The problem with software today is that it is not written independently, observed Ira Winkler, chief information security officer at CYE, a global provider of automated software security technologies.
“It’s basically a lot of software already cobbled together,” he told TechNewsWorld. “It’s very efficient, so a developer doesn’t have to write a simple function from scratch.”
However, this can result in developers importing code without properly fixing it.
Joseph Harush, head of software supply chain security at Checkmarks, an application security company in Tel Aviv, Israel, said, “Users of ChatGPT are receiving instructions to install open-source software packages that, while legitimate, could install a malicious package.” Are.”
“In general,” he told TechNewsWorld, “a culture of copy-paste-exec is dangerous. Doing this blindly from sources like ChatGPT can lead to supply chain attacks, as the Vulkan research team has demonstrated.”
know your code sources
Melissa Bischopping, director of endpoint security research at Tanium, a converged endpoint management provider in Kirkland, Wash., also warned about lax use of third-party code.
“You should never download and execute code that you don’t understand and haven’t tested by grabbing it from a random source – like the open source GitHub repo or now ChatGPT recommendations,” he told TechNewsWorld.
“Any code you intend to run should be assessed for security, and you should have private copies of it,” he advised. “Don’t import directly from public repositories, such as those used in the Vulkan attack.”
She said that attacking supply chains through shared or imported third-party libraries is not new.
“This strategy will continue to be used,” he warned, “and the best defense is to employ secure coding practices and thoroughly test and review code – especially code developed by third parties – intended for use in production environments.” Is.”
“Don’t blindly trust every library or package you find on the Internet or in a chat with an AI,” he cautioned.
Know the source of your code, said Dan Lorenc, CEO and co-founder of ChainGuard, a maker of software supply chain security solutions in Seattle.
“Developer authenticity, verified through signed commits and packages, and obtaining open source artifacts from a source or vendor you can trust, is the only real long-term prevention against these Sybil-style attacks,” he told TechNewsWorld. There are mechanisms.”
opening innings
The authentication code, however, isn’t always simple, said Bud Broomhead, CEO of Wayaku, a developer of cyber and physical security software solutions in Mountain View, Calif.

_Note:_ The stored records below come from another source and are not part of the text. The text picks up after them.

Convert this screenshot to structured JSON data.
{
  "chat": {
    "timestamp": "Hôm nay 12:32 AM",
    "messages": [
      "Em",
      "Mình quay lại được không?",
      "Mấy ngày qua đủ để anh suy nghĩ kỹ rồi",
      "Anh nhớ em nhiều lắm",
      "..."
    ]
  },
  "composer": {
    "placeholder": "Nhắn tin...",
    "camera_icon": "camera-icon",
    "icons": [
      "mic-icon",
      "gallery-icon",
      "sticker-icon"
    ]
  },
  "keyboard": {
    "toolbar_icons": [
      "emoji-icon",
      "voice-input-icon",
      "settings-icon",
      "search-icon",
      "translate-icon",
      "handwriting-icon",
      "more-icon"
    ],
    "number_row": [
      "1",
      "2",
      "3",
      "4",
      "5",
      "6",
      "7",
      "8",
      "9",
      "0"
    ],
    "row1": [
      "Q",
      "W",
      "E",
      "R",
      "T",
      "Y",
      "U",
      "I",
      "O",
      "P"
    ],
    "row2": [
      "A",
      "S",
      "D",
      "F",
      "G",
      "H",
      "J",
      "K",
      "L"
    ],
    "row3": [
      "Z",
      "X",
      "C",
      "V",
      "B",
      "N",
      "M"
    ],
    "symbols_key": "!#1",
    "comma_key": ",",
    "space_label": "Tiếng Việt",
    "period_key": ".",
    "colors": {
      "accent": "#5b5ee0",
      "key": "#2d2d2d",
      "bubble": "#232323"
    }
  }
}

“In many types of digital assets – and especially in IoT/OT devices – firmware still lacks digital signatures or other forms of establishing trust, which makes exploitation possible,” he told TechNewsWorld.
“We are in the early innings of generative AI being used for both cybercrime and defense. Credit to Vulkan and other organizations who are using language learning models to spot new threats in a timely manner and prevent this type of exploitation. are being tuned towards,” he said.
“Remember,” he continued, “it was only a few months ago that I could tell Chat GPT to create a new piece of malware, and it would. Now it took very specific and directed guidance to create it unintentionally.” And hopefully that approach too will soon be supplanted by AI engines.